Morgan Stanley Chief Executive Officer Ted Pick said on Wednesday that the private credit market - estimated at about $1.8 trillion - is going through what he termed an "adolescent moment." Speaking on an earnings call with analysts, Pick framed the phase as a period in which the market is expanding while simultaneously undergoing closer inspection.
"While it’s still a growing class, it’s having a learning moment," Pick said on the call. He added: "We’ll call it an adolescent moment, where both the lenders and the borrowers are being looked at carefully."
Pick signaled confidence in the longer-term prospects for private credit, saying the asset class has "extraordinary growth potential" and that credit generally performs well when the broader economy is in good condition. He noted that recent weeks have produced lessons about this area of finance that he characterized as "very healthy."
The chief executive’s remarks come amid a period of heightened attention to private credit. Market observers have increased scrutiny in recent weeks, focusing on the valuation of assets in the sector and on potential vulnerabilities tied to technological shifts - in particular, the consequences of artificial intelligence for some borrowers.

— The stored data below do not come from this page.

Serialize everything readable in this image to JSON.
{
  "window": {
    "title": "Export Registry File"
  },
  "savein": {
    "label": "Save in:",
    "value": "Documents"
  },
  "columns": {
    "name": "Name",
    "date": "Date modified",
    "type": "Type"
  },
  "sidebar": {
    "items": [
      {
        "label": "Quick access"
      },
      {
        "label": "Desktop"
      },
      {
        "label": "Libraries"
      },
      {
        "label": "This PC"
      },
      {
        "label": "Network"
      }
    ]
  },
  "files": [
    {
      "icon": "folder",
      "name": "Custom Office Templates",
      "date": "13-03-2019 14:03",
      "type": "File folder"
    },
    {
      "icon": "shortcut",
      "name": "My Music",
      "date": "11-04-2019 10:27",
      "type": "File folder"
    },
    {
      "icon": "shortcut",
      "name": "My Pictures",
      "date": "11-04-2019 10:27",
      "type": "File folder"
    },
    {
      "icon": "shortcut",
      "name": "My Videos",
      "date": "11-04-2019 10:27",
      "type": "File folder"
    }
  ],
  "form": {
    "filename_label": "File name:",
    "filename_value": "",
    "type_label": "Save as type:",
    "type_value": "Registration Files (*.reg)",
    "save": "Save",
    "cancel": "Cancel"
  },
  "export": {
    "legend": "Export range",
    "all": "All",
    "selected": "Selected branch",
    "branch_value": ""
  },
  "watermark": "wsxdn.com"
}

Morgan Stanley described its own footprint in the area as limited. Pick said the firm’s exposures are "modest." Earlier on Wednesday, Chief Financial Officer Sharon Yeshaya told interviewers that the "vast majority" of the firm’s lending to business-credit intermediaries takes the form of direct-lender financing. According to regulatory filings, that direct-lender financing totaled $20.1 billion as of the fourth quarter.
Those comments were delivered in the context of the bank’s quarterly reporting and the accompanying analyst call, where executives addressed questions on credit markets and the firm’s positioning.
Given the comments from Morgan Stanley leadership, market participants and observers are left with a picture of an expanding private credit sector that is simultaneously being reassessed for valuation dynamics and borrower resilience - including risks tied to technological change. The bank maintains that its balance-sheet involvement in the space is restrained, while acknowledging the potential for continued growth should economic conditions remain supportive.